A cadela do padre Fonsequinha :: Por José Lima Santana

José Lima Santana(*)  jlsantana@bol.com.br

Jos Lima Santana (Foto: Arquivo pessoal)

Jos Lima Santana (Foto: Arquivo pessoal)

Meninos, foi um rebuliço! Pensem os estimados leitores num rebuliço das seiscentas...! Mexeu com a cidade inteira. E com as redondezas. Povoados e cidades vizinhas. Afinal, era o padre Fonsequinha, querido e respeitado por todos os homens e mulheres de boa vontade. E também respeitado por quem era de má vontade. O padre Fonsequinha? Além de ser um presbítero renomado no clero diocesano, era um sujeito de peia. Quem era besta tirar lorota com ele? Houve um tempo em que certo vigário, três antes dele, naquela Paróquia, passou por muitos vexames por conta das más línguas de beatas e políticos, que lhe infernizaram a vida, levando um magote de conversa fiada ao senhor Bispo, que, coitado, meio cansado e indolente, caiu no conversê daqueles tipos e mudou o pobre padre Virgílio de lugar, mandando-o para a Paróquia mais distante.

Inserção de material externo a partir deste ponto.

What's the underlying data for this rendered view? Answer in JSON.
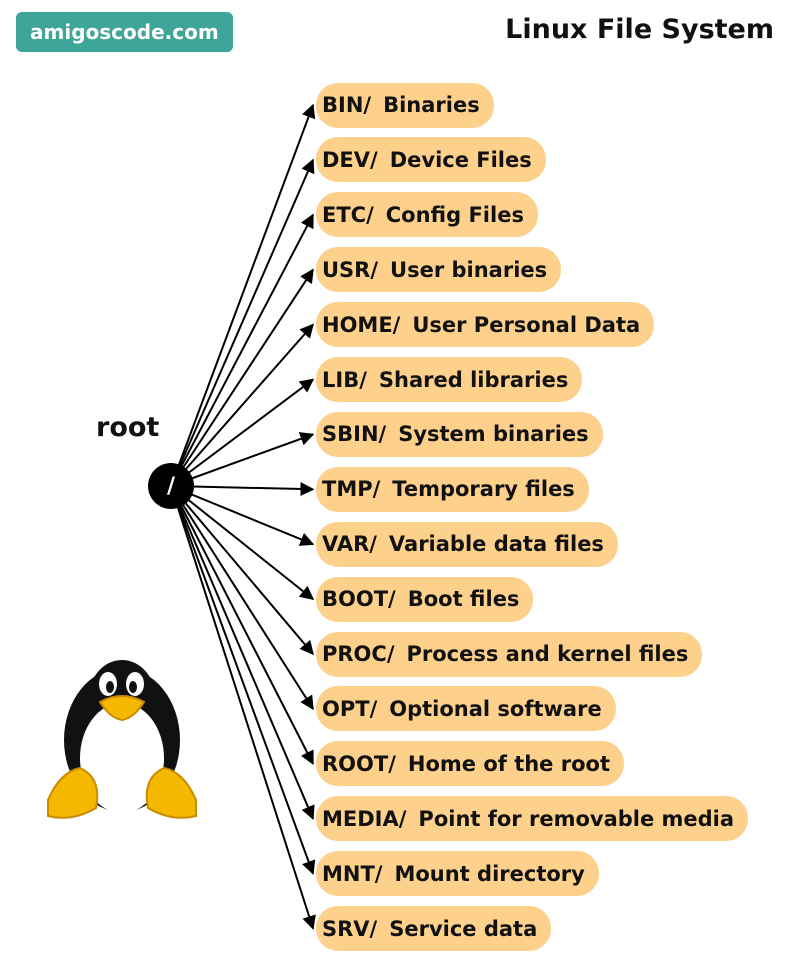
{
  "brand": "amigoscode.com",
  "title": "Linux File System",
  "root": {
    "label": "root",
    "symbol": "/"
  },
  "directories": [
    {
      "name": "BIN/",
      "description": "Binaries"
    },
    {
      "name": "DEV/",
      "description": "Device Files"
    },
    {
      "name": "ETC/",
      "description": "Config Files"
    },
    {
      "name": "USR/",
      "description": "User binaries"
    },
    {
      "name": "HOME/",
      "description": "User Personal Data"
    },
    {
      "name": "LIB/",
      "description": "Shared libraries"
    },
    {
      "name": "SBIN/",
      "description": "System binaries"
    },
    {
      "name": "TMP/",
      "description": "Temporary files"
    },
    {
      "name": "VAR/",
      "description": "Variable data files"
    },
    {
      "name": "BOOT/",
      "description": "Boot files"
    },
    {
      "name": "PROC/",
      "description": "Process and kernel files"
    },
    {
      "name": "OPT/",
      "description": "Optional software"
    },
    {
      "name": "ROOT/",
      "description": "Home of the root"
    },
    {
      "name": "MEDIA/",
      "description": "Point for removable media"
    },
    {
      "name": "MNT/",
      "description": "Mount directory"
    },
    {
      "name": "SRV/",
      "description": "Service data"
    }
  ],
  "colors": {
    "brand_bg": "#3fa599",
    "node_fill": "#fdd08c",
    "root_fill": "#000000",
    "edge": "#000000"
  },
  "icons": {
    "mascot": "tux-penguin-icon"
  }
}
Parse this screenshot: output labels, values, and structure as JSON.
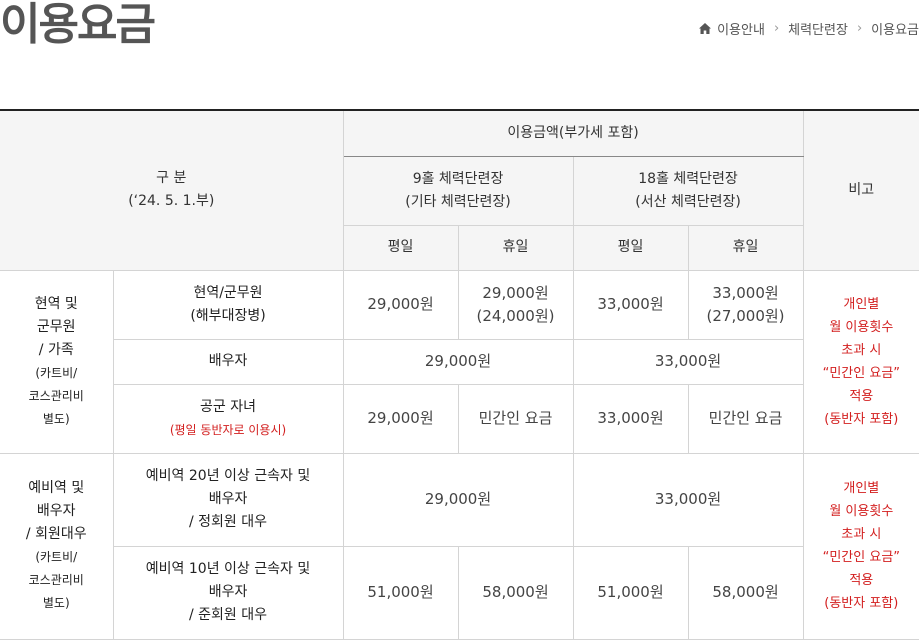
{
  "page": {
    "title": "이용요금"
  },
  "breadcrumb": {
    "items": [
      "이용안내",
      "체력단련장",
      "이용요금"
    ]
  },
  "table": {
    "header": {
      "category": "구 분",
      "category_date": "(‘24. 5. 1.부)",
      "fee_group": "이용금액(부가세 포함)",
      "course9": "9홀 체력단련장",
      "course9_sub": "(기타 체력단련장)",
      "course18": "18홀 체력단련장",
      "course18_sub": "(서산 체력단련장)",
      "weekday": "평일",
      "holiday": "휴일",
      "note": "비고"
    },
    "group1": {
      "category_lines": [
        "현역 및",
        "군무원",
        "/ 가족"
      ],
      "category_small": [
        "(카트비/",
        "코스관리비",
        "별도)"
      ],
      "rows": [
        {
          "sub": "현역/군무원",
          "sub2": "(해부대장병)",
          "w9": "29,000원",
          "h9": "29,000원",
          "h9_2": "(24,000원)",
          "w18": "33,000원",
          "h18": "33,000원",
          "h18_2": "(27,000원)"
        },
        {
          "sub": "배우자",
          "m9": "29,000원",
          "m18": "33,000원"
        },
        {
          "sub": "공군 자녀",
          "sub_red": "(평일 동반자로 이용시)",
          "w9": "29,000원",
          "h9": "민간인 요금",
          "w18": "33,000원",
          "h18": "민간인 요금"
        }
      ],
      "note_lines": [
        "개인별",
        "월 이용횟수",
        "초과 시",
        "“민간인 요금”",
        "적용",
        "(동반자 포함)"
      ]
    },
    "group2": {
      "category_lines": [
        "예비역 및",
        "배우자",
        "/ 회원대우"
      ],
      "category_small": [
        "(카트비/",
        "코스관리비",
        "별도)"
      ],
      "rows": [
        {
          "sub_lines": [
            "예비역 20년 이상 근속자 및",
            "배우자",
            "/ 정회원 대우"
          ],
          "m9": "29,000원",
          "m18": "33,000원"
        },
        {
          "sub_lines": [
            "예비역 10년 이상 근속자 및",
            "배우자",
            "/ 준회원 대우"
          ],
          "w9": "51,000원",
          "h9": "58,000원",
          "w18": "51,000원",
          "h18": "58,000원"
        }
      ],
      "note_lines": [
        "개인별",
        "월 이용횟수",
        "초과 시",
        "“민간인 요금”",
        "적용",
        "(동반자 포함)"
      ]
    }
  }
}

Um castigo imerecido. Todavia, por lá ele encontrou guarida, sossego e paz. E ali ele veio a entregar a alma a Deus, uns vinte anos depois, quando já beirava os noventa janeiros. Que Deus o tenha na sua mansão de vida eterna! Língua de gente? Às vezes, é tição aceso, urtiga endiabrada, cansanção do brabo.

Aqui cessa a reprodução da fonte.